The truth, when ultimately revealed, of the Tasmanian/ Chinese relationship will be too far-fetched for most readers, but it does allow Astrid to unearth secret political deals and family skeletons, and the opportunity, perhaps too conveniently, to find a new love.
Astrid's investigative journey allows Rose to use her, and other main characters, as a mouthpiece to expound widely on numerous issues, including Australian politics, the rise of populism, climate change, religious extremism, social inequality, corporate power, and foreign investment in Australia, particularly Chinese "chequebook colonialism". These soapbox-like declarations don't help the narrative flow. Nor do they assist the plot, except perhaps, the nature of Chinese expansionism, unless it represents the overall global nature of fractured politics.
Astrid's investigative journey allows Rose to use her, and other main characters, as a mouthpiece to expound widely on numerous issues, including Australian politics and the rise of populism.

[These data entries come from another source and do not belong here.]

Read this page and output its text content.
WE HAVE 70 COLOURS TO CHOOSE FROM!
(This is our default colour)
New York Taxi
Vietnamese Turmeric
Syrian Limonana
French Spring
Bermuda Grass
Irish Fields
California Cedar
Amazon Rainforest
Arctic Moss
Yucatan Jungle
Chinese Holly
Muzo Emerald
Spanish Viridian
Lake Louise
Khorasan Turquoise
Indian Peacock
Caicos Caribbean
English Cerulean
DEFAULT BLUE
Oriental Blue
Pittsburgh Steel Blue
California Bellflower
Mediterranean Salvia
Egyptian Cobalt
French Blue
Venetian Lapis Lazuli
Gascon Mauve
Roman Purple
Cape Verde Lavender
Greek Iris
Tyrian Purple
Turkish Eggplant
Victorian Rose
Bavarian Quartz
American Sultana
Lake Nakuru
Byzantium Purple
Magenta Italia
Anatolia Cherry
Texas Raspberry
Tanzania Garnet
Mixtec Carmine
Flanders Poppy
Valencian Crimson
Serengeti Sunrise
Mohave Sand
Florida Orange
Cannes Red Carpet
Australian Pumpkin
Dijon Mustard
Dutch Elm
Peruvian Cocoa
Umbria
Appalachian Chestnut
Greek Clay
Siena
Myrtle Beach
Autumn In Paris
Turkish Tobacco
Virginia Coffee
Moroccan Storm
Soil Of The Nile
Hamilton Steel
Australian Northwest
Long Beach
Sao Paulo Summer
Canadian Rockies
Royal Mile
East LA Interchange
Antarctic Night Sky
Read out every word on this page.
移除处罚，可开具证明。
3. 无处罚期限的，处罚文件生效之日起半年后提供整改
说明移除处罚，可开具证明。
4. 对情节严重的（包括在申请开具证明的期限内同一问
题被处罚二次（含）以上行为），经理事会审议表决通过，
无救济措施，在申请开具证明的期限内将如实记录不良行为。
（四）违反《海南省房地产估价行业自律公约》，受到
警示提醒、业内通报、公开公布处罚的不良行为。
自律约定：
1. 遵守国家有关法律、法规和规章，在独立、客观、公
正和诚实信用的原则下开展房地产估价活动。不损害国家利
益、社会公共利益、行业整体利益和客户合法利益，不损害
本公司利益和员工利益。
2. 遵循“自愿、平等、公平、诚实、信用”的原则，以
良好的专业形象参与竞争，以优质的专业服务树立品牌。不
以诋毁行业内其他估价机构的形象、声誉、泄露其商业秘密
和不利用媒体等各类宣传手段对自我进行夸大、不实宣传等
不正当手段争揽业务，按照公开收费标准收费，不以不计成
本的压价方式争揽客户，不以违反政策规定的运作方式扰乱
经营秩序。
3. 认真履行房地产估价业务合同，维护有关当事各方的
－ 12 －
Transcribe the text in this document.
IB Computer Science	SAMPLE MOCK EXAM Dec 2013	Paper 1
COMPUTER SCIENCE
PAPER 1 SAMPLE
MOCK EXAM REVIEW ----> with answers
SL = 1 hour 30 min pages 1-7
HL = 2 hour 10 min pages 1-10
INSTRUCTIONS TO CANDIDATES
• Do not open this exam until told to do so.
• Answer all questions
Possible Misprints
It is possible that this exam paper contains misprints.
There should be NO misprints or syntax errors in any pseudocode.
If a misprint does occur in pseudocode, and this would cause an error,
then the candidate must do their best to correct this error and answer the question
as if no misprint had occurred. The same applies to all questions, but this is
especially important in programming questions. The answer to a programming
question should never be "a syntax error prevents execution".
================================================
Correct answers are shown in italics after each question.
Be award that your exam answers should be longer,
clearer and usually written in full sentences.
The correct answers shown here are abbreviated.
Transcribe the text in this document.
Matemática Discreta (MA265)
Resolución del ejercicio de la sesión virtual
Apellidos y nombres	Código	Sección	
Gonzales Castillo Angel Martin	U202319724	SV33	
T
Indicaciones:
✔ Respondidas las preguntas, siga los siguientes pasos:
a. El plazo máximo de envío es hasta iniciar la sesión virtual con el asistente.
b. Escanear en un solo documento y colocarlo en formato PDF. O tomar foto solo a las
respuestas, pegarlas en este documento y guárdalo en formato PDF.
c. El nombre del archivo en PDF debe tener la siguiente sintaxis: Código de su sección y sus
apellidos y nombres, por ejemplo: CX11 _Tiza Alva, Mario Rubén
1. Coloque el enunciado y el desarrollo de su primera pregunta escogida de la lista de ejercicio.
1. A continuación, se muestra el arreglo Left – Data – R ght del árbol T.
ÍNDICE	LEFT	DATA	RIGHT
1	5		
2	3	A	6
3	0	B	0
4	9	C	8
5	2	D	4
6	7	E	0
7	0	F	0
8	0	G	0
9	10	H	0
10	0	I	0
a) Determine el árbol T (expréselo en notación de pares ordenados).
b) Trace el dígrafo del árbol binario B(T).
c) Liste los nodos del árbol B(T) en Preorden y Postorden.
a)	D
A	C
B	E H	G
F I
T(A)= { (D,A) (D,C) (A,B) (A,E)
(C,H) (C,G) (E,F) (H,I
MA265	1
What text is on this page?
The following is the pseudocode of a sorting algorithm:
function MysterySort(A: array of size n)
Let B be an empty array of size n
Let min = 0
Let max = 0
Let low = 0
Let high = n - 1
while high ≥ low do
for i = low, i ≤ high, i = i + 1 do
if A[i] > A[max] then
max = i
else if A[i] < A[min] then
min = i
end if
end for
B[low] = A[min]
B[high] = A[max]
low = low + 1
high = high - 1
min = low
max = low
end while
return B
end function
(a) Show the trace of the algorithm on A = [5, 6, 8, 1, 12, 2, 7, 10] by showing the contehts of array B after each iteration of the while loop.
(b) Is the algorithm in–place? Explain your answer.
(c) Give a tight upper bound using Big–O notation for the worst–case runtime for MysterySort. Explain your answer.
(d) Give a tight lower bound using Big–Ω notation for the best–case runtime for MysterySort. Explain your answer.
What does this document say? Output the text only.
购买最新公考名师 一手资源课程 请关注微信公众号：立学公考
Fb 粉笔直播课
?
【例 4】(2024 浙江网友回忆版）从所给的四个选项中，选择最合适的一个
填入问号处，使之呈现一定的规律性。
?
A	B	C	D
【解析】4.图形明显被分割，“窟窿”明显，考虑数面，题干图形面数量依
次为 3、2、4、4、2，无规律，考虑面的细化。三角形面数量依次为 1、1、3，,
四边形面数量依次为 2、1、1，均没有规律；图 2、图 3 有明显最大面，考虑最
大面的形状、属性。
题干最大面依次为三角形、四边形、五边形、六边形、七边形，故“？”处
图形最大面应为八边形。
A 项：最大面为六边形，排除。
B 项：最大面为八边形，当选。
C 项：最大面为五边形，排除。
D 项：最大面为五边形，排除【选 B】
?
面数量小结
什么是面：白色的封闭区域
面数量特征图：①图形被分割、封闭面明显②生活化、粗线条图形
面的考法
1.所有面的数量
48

A few examples of the soapbox : John Howard is "a little man, a mean-spirited tracksuit wearing Conservative Prime Minister, who . . . persuaded an optimistic nation to become pessimistic". Rupert Murdoch has left " a toxic legacy . . .dumbing down the national conversation in the US, UK and Australia to three- word headlines and shock jock commentary". Journalism in Australia "had all swung right and into personal opinion. And even the ABC . . . had been forced to adapt. So many of the intelligent programmes had been cut". One may agree or disagree with such statements, but the issue is the numerous placements in the novel's framework. Canberra doesn't escape. Max states, "Canberra operates in a bubble. No traffic jams or parking problems. Everyone can afford to send their kids to private school. It's a group of intelligent, affluent, middle-class people totally removed from life in the rest of Australia".
Rose has said that Bruny is part political thriller, part satire, part love story, part family story. These diverse elements, supplemented by the overwhelming political messages, never coalesce successfully, but there's no doubt Bruny will arouse much passionate discussion, not least in Tasmania.